Even so, AF447 sparked a broad rethink about training and technology and is seen as one of a handful of accidents that changed aviation. But reforms have followed the methodical pace of global regulation or become mired in industry disagreements.
Among dozens of safety recommendations, experts say the investigation led to critical changes in the way pilots are trained to cope with mid-air upsets, or loss of control.
But a call from the BEA for studies into better tracking in radar dead-zones met little response until the disappearance of a second jet, Malaysia Airlines MH370, five years later.
Over a decade after the BEA’s initial findings, there are no signs of another of its longstanding concerns being addressed.
Although black boxes provide important clues, the trial could rekindle a long-running privacy row over whether cockpits should also be monitored visually to decipher future accidents, especially now that security cameras are part of everyday life.
In 2011, the BEA recommended the addition of cockpit video recordings to be consulted only in case of an accident, supplementing existing voice and data information.
It has been pushing for their introduction since an earlier Airbus crash 30 years ago, and the U.S. National Transportation Safety Board last year put the same idea on its list of “Most Wanted” safety improvements – saying it would have been “extremely helpful” in investigating Boeing 737 MAX crashes.

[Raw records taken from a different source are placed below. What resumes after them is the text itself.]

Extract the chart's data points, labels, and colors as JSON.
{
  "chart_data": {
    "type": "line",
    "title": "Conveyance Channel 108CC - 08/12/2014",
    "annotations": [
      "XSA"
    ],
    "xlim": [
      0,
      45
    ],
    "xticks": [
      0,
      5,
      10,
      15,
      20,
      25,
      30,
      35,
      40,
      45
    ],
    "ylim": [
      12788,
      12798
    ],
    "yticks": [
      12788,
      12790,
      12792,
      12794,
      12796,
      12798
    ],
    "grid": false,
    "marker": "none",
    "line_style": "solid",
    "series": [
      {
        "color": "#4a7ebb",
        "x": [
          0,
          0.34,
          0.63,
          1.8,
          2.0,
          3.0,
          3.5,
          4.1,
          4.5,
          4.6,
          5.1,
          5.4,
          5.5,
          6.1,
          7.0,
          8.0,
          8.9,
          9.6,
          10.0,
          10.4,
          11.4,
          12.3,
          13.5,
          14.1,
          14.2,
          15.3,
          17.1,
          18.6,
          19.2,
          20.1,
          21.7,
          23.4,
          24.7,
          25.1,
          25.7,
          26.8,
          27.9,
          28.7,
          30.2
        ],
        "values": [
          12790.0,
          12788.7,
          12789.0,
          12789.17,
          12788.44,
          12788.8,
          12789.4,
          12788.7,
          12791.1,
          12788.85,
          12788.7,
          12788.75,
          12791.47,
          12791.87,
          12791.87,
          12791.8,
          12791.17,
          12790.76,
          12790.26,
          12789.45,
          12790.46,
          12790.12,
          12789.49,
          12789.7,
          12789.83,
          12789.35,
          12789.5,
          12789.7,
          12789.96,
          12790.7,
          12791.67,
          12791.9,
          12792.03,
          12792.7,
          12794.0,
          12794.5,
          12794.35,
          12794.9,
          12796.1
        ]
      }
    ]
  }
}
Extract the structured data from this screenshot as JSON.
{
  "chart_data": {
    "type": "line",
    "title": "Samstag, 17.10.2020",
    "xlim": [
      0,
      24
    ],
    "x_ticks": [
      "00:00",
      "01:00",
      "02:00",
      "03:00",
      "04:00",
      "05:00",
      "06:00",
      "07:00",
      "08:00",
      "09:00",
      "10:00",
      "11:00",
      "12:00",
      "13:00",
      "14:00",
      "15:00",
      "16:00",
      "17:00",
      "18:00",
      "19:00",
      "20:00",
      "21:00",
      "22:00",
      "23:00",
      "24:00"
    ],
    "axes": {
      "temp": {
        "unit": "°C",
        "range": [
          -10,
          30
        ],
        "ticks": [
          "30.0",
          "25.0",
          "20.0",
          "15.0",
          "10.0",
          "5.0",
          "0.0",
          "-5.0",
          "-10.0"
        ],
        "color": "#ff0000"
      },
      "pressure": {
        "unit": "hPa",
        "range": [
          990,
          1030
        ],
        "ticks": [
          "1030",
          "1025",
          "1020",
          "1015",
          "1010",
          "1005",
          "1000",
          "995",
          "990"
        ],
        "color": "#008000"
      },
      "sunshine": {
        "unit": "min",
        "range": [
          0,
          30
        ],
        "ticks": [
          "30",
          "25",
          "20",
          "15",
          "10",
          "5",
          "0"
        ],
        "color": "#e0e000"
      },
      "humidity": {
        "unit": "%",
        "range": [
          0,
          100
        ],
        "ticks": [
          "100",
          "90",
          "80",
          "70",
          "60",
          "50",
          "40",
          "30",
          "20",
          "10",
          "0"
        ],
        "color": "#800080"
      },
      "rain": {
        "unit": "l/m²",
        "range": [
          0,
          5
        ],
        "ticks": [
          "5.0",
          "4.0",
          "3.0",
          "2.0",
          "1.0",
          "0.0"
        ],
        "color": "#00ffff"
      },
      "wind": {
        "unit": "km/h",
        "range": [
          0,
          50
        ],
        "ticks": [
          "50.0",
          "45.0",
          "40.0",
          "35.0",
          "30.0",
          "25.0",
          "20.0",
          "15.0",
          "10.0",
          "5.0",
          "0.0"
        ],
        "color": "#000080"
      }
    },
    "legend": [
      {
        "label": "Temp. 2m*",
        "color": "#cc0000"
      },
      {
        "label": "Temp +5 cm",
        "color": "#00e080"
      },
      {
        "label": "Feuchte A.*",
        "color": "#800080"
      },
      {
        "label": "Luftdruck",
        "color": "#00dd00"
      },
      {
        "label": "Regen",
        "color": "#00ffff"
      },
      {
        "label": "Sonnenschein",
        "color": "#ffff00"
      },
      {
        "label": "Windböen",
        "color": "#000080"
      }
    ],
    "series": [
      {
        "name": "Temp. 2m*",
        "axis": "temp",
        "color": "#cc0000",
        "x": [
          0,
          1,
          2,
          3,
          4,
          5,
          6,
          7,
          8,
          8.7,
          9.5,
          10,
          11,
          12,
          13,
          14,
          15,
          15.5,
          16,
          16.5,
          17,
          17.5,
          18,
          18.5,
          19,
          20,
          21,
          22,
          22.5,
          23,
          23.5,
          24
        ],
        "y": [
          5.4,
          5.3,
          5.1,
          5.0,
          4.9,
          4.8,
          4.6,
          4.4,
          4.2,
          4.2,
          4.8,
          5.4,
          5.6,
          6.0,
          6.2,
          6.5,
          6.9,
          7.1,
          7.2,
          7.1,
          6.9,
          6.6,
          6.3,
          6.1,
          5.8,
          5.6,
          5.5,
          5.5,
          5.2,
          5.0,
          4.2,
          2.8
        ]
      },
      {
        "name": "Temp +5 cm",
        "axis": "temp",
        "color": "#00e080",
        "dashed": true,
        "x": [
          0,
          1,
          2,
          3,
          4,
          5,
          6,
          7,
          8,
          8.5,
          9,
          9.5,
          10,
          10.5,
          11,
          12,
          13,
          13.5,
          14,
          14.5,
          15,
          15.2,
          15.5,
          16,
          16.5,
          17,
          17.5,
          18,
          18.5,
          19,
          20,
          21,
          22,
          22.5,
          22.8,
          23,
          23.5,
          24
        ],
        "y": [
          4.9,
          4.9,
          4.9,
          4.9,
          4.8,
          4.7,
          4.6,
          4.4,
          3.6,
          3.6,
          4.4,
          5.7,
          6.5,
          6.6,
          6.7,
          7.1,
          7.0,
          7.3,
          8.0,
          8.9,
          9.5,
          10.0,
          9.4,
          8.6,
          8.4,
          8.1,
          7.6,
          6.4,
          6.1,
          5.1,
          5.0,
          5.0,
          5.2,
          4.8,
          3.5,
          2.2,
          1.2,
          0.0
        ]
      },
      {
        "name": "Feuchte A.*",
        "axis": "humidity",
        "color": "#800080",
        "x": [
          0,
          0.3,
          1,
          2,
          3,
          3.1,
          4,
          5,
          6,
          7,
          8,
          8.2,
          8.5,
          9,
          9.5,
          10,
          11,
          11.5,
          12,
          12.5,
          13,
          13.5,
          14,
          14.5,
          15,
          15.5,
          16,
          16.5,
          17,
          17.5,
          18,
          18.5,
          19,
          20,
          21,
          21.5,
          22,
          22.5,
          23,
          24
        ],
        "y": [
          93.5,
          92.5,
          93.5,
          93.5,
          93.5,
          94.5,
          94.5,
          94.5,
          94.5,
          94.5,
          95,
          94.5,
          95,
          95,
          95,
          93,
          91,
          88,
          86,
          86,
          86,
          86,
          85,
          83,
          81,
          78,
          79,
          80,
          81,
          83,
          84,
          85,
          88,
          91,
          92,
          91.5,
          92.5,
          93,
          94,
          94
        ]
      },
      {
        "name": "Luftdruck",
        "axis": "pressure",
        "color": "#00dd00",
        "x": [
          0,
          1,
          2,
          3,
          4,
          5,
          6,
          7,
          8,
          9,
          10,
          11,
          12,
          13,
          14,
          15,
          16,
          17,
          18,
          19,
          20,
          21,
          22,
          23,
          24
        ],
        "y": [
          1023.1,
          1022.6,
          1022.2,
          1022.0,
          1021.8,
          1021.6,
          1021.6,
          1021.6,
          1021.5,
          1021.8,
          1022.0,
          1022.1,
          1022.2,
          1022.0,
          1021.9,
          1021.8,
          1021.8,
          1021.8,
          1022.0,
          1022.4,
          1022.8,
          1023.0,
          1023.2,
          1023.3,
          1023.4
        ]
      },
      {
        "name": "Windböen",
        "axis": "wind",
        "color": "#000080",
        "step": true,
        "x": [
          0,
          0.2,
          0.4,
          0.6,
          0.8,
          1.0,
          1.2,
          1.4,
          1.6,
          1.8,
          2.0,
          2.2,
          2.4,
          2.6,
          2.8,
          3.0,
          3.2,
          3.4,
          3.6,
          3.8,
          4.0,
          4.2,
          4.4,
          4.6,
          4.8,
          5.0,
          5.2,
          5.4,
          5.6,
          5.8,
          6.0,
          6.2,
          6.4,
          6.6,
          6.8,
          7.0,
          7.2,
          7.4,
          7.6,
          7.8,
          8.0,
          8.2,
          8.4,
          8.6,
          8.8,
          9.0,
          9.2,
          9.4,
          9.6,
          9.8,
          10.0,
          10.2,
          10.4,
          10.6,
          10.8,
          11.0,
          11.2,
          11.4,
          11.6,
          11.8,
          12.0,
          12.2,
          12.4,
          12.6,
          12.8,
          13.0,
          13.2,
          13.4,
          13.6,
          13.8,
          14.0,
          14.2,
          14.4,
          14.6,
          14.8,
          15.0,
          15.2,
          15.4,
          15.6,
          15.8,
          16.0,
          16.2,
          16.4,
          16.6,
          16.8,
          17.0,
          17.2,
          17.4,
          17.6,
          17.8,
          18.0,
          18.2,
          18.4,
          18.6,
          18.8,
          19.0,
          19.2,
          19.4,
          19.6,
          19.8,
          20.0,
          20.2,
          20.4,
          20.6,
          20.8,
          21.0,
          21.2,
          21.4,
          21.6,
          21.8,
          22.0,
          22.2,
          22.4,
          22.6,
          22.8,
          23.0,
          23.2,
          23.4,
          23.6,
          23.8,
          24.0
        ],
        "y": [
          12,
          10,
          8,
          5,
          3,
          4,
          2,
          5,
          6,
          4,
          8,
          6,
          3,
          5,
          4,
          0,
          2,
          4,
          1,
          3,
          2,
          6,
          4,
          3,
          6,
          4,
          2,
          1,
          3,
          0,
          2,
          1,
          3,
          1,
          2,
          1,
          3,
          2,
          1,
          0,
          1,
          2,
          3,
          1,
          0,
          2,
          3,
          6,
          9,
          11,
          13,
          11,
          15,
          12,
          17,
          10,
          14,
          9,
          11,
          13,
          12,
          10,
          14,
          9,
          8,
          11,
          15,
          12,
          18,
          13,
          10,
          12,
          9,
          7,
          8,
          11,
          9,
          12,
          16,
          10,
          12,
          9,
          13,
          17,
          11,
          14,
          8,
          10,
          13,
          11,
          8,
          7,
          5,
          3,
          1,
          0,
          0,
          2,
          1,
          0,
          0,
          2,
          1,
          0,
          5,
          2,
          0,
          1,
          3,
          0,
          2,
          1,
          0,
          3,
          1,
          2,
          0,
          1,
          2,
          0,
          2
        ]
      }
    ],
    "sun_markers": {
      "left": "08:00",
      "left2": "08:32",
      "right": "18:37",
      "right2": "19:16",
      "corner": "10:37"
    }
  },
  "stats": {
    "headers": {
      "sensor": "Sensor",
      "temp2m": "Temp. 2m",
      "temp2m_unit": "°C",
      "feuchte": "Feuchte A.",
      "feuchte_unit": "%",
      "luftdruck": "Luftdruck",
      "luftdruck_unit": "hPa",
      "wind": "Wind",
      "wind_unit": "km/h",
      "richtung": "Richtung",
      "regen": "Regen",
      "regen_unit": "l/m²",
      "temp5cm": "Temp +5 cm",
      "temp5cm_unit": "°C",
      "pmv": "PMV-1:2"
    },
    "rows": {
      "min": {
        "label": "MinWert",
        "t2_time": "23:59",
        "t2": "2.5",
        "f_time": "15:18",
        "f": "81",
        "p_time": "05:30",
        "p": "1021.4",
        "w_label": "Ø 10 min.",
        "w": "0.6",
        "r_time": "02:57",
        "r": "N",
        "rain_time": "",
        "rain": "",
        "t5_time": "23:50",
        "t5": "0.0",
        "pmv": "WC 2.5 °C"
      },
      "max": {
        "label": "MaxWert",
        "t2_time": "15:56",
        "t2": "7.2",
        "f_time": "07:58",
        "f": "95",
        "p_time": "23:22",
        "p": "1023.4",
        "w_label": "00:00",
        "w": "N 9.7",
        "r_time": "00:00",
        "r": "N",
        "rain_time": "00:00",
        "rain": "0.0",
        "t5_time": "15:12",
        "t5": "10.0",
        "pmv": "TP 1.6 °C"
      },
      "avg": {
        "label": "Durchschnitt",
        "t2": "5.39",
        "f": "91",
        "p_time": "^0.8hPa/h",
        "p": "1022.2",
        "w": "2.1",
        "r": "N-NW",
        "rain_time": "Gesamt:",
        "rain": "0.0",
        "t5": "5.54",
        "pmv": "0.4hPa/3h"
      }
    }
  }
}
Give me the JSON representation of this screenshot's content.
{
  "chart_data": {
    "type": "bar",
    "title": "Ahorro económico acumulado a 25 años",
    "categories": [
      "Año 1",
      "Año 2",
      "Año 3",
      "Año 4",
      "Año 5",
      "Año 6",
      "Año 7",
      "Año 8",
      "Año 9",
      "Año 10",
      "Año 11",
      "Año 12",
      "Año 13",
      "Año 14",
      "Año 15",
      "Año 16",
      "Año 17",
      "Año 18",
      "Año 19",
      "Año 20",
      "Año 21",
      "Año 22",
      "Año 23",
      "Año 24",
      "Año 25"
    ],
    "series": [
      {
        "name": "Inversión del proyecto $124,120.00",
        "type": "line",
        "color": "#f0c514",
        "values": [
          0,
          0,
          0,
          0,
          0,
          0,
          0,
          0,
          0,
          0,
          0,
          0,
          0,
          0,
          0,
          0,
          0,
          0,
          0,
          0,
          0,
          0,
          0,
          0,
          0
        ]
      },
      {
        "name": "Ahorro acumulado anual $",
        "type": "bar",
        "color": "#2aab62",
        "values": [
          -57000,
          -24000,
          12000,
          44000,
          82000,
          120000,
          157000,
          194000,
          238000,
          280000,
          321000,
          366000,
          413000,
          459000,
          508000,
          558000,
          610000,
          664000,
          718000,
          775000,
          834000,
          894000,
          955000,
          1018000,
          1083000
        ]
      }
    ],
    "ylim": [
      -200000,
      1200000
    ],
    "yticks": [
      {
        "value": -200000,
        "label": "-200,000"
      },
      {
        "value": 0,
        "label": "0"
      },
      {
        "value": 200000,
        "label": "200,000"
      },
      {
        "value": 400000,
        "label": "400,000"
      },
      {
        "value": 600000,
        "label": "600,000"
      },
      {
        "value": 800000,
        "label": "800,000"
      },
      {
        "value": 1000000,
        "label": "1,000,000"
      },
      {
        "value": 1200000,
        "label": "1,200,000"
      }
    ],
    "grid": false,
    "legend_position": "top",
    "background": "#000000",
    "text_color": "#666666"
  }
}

Pilot unions oppose cameras as an invasion of privacy, while some airline industry groups have questioned the cost. The U.S. Federal Aviation Administration said it encourages cameras on a voluntary basis while studying screen-capture technology.
The trial at Paris Criminal Court runs until Dec 8.
Yemenia was fined the maximum 225,000 euros over a separate 2009 crash by a French court last month and says it will appeal.